Вновь и вновь он вспоминал, как она лежала на тахте; она не вызывала в памяти никого из его прошлой жизни. Она не была ни возлюбленной, ни женой. Это был ребенок, которого он вынул из просмоленной корзинки и опустил на берег своего ложа. Она уснула. Он наклонился к ней. Ее горячечное дыхание участилось, раздался слабенький стон. Он прижался лицом к ее лицу и стал шептать ей в сон утешные слова.
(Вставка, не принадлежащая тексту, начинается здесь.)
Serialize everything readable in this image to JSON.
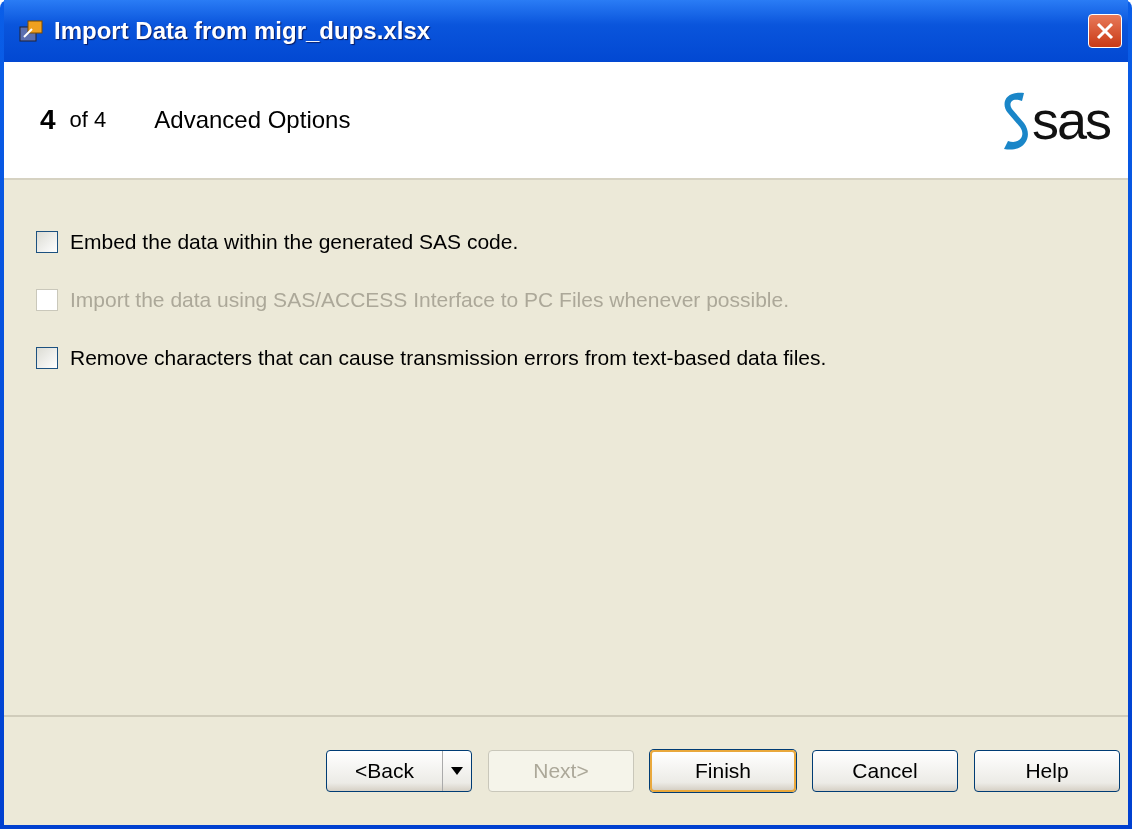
{
  "window": {
    "title": "Import Data from migr_dups.xlsx"
  },
  "header": {
    "step": "4",
    "of": "of 4",
    "title": "Advanced Options",
    "logo": "sas"
  },
  "options": [
    {
      "label": "Embed the data within the generated SAS code.",
      "checked": false,
      "disabled": false
    },
    {
      "label": "Import the data using SAS/ACCESS Interface to PC Files whenever possible.",
      "checked": false,
      "disabled": true
    },
    {
      "label": "Remove characters that can cause transmission errors from text-based data files.",
      "checked": false,
      "disabled": false
    }
  ],
  "buttons": [
    {
      "label": "<Back",
      "kind": "split",
      "disabled": false,
      "default": false
    },
    {
      "label": "Next>",
      "kind": "plain",
      "disabled": true,
      "default": false
    },
    {
      "label": "Finish",
      "kind": "plain",
      "disabled": false,
      "default": true
    },
    {
      "label": "Cancel",
      "kind": "plain",
      "disabled": false,
      "default": false
    },
    {
      "label": "Help",
      "kind": "plain",
      "disabled": false,
      "default": false
    }
  ]
}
Вскоре он заметил, что ее дыхание успокаивается и ее лицо непроизвольно приподнимается к его лицу. Он слышал из ее рта нежное благоухание жара и вдыхал его, словно хотел наполниться доверчивостью ее тела. И вдруг он представил, что она уже много лет у него и что она умирает. Им сразу же овладело отчетливое ощущение, что смерти ее он не вынесет. Ляжет возле и захочет умереть вместе с нею. Растроганный этим мысленным образом, он зарылся лицом в подушку рядом с ее головой и оставался так долгое время.

Теперь он стоял у окна и воскрешал в памяти ту минуту. Что это могло быть еще, как не любовь, которая вот так пришла к нему и предложила себя?

Но была ли это любовь? Ощущение, что он хочет умереть возле нее, было явно преувеличенным: он тогда виделся с ней лишь второй раз в жизни! Уж не истерия ли это человека, осознавшего свою неспособность к любви и потому разыгравшего перед самим собой это чувство? К тому же его подсознание оказалось столь малодушным, что избрало для своей комедии всего-навсего жалкую официантку из захолустного городка, не имевшую почти никакого шанса войти в его жизнь!

Он смотрел через двор на грязные стены и понимал, что так до конца и не знает, была ли это истерия или любовь.

И ему было грустно, что в таком положении, когда настоящий мужчина сумел бы не мешкая действовать, он колеблется и лишает самые прекрасные мгновения в жизни (он стоял на коленях у изголовья Терезы, и казалось ему, что он не вынесет ее смерти) их значения.

Он злился на себя, но потом вдруг его осенило, что не знать, чего он хочет, по сути, вполне естественно.

Нам не дано знать, чего мы должны хотеть, ибо проживаем одну-единственную жизнь и не можем ни сравнить ее со своими предыдущими жизнями, ни исправить ее в жизнях последующих.

Лучше быть с Терезой или остаться одному?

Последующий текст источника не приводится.